KamonBench: A Grammar-Based Dataset for Evaluating Compositional Factor Recovery in Vision-Language Models
KamonBench is a benchmark for image-to-structure prediction on Japanese kamon
(family crest) images. Each composite crest is paired with a formal kamon
description (KDL, kamon yōgo 家紋用語), a segmented Japanese analysis, an
English translation, and a non-linguistic program code over the generator
factors container C, modifier R, and motif M.
This repository contains the dataset utilities, PyTorch data loader, the three reference baseline architectures, inference and evaluation tools, and the pipeline scripts used to reproduce the paper's results.
KamonBench requires Python 3.11–3.13 and uses uv for project management.
uv sync
uv run kamonbench install-main-data
scripts/run_full_pipeline.shThe pipeline trains all three baselines (ViT decoder, masked VGG n-gram-1, no-mask VGG n-gram-4) on the three label targets (Japanese, English, program), runs inference on the test split, and renders HTML reports.
The released dataset is hosted on Hugging Face:
https://huggingface.co/datasets/SakanaAI/KamonBench
Install it into the repository root with:
uv run kamonbench install-main-dataThe installer downloads kamon_bench.zip and the main kamon_croissant.json,
then unpacks them into dataset01/:
dataset01/
kamon_croissant.json
synth_*.png
synth_*_base.png
synth_*_containerNN.png
The release contains 54,116 images: 20,000 composite crests, 20,000
base-motif components, and 14,116 container components. Each composite is
paired with a Japanese KDL description, an English translation, a segmented
Japanese analysis, and a (C, R, M) program-code label.
The Hugging Face dataset also hosts three Croissant variants with held-out factor combinations for the recombination splits described in the paper:
kamon_croissant_program_cm_holdout.json
kamon_croissant_program_rm_holdout.json
kamon_croissant_program_crm_holdout.json
Useful installer options:
uv run kamonbench install-main-data --force
uv run kamonbench install-main-data --keep-zipKamonBench includes three reference baseline families:
- ViT decoder: a timm Vision Transformer encoder paired with a 4-layer Transformer decoder.
- VGG with learned position masks: a VGG16 image encoder with position-dependent learned masks and an n-gram-1 classifier head.
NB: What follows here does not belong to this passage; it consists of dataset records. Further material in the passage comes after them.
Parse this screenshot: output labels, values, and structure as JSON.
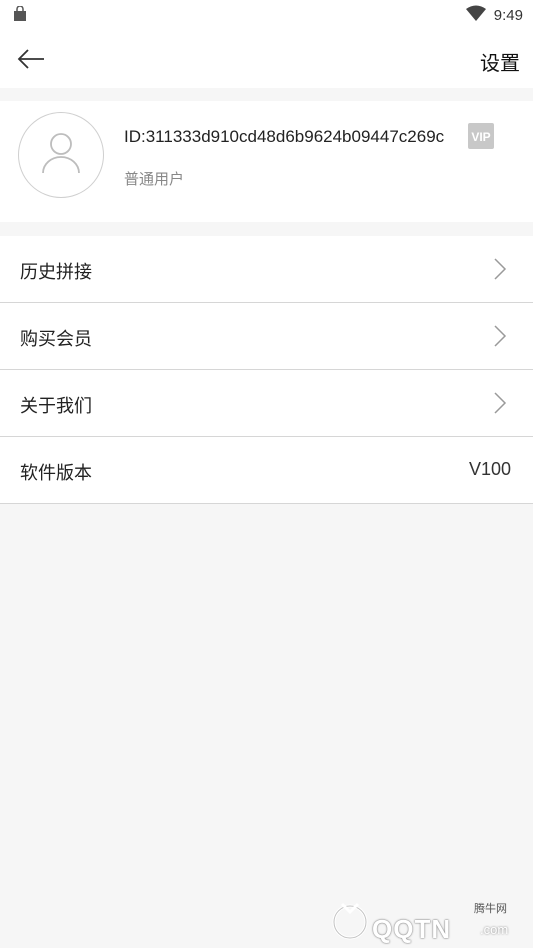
{
  "status_bar": {
    "time": "9:49",
    "left_icon": "shopping-bag-icon",
    "wifi_icon": "wifi-icon",
    "battery_icon": "battery-icon"
  },
  "app_bar": {
    "back_icon": "arrow-left-icon",
    "title": "设置"
  },
  "profile": {
    "avatar_icon": "user-avatar-icon",
    "user_id": "ID:311333d910cd48d6b9624b09447c269c",
    "vip_badge": "VIP",
    "user_type": "普通用户"
  },
  "menu": {
    "items": [
      {
        "label": "历史拼接",
        "icon": "chevron-right-icon"
      },
      {
        "label": "购买会员",
        "icon": "chevron-right-icon"
      },
      {
        "label": "关于我们",
        "icon": "chevron-right-icon"
      }
    ],
    "version": {
      "label": "软件版本",
      "value": "V100"
    }
  },
  "watermark": {
    "small_text": "腾牛网",
    "big_text": "QQTN",
    "suffix": ".com"
  }
}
- VGG without learned masks: the same VGG16 backbone with no positional masking and an n-gram-4 autoregressive classifier.
The default label source is analysis[*].expr (Japanese analysis tokens).
Passing --use-translation switches the target sequence to whitespace tokens
from the Croissant translation field. Passing --croissant-path to the
program croissant trains on non-linguistic program-code targets.
The three baseline pipelines are in scripts/:
scripts/run_full_pipeline.sh # all three baselines, all three labels
scripts/run_vit_pipeline.sh # ViT decoder only
scripts/run_vgg_pipeline.sh # VGG with masks (n-gram 1)
scripts/run_vgg_nomask_pipeline.sh # VGG without masks (n-gram 4)Each pipeline passes the full hyperparameter set explicitly so the
reproduction is independent of CLI defaults: batch size 64, label smoothing
0.02, weight decay 1e-4, composite-only checkpoint selection, and the
appropriate --ngram-length and --no-masks switches. See the appendix of
the paper for the full architecture and optimization tables.
The reduced-data sweep reported in the appendix is reproduced with:
scripts/run_train_size_sweep.shTrain a single baseline directly:
uv run kamonbench train --model vit_decoder
uv run kamonbench train --use-translation
uv run kamonbench train --croissant-path dataset01/kamon_croissant_program.json \
--eval-composites-onlyDefault output directories are selected from the model and label source:
vgg + analysis -> checkpoints_vgg_ja/ outputs_vgg_ja/
vgg + translation -> checkpoints_vgg_en/ outputs_vgg_en/
vit_decoder + analysis -> checkpoints_vit_decoder_ja/ outputs_vit_decoder_ja/
vit_decoder + translation -> checkpoints_vit_decoder_en/ outputs_vit_decoder_en/
The CLI defaults are the legacy unregularized configuration; the regularized recipe used in the paper is encoded in the pipeline scripts above.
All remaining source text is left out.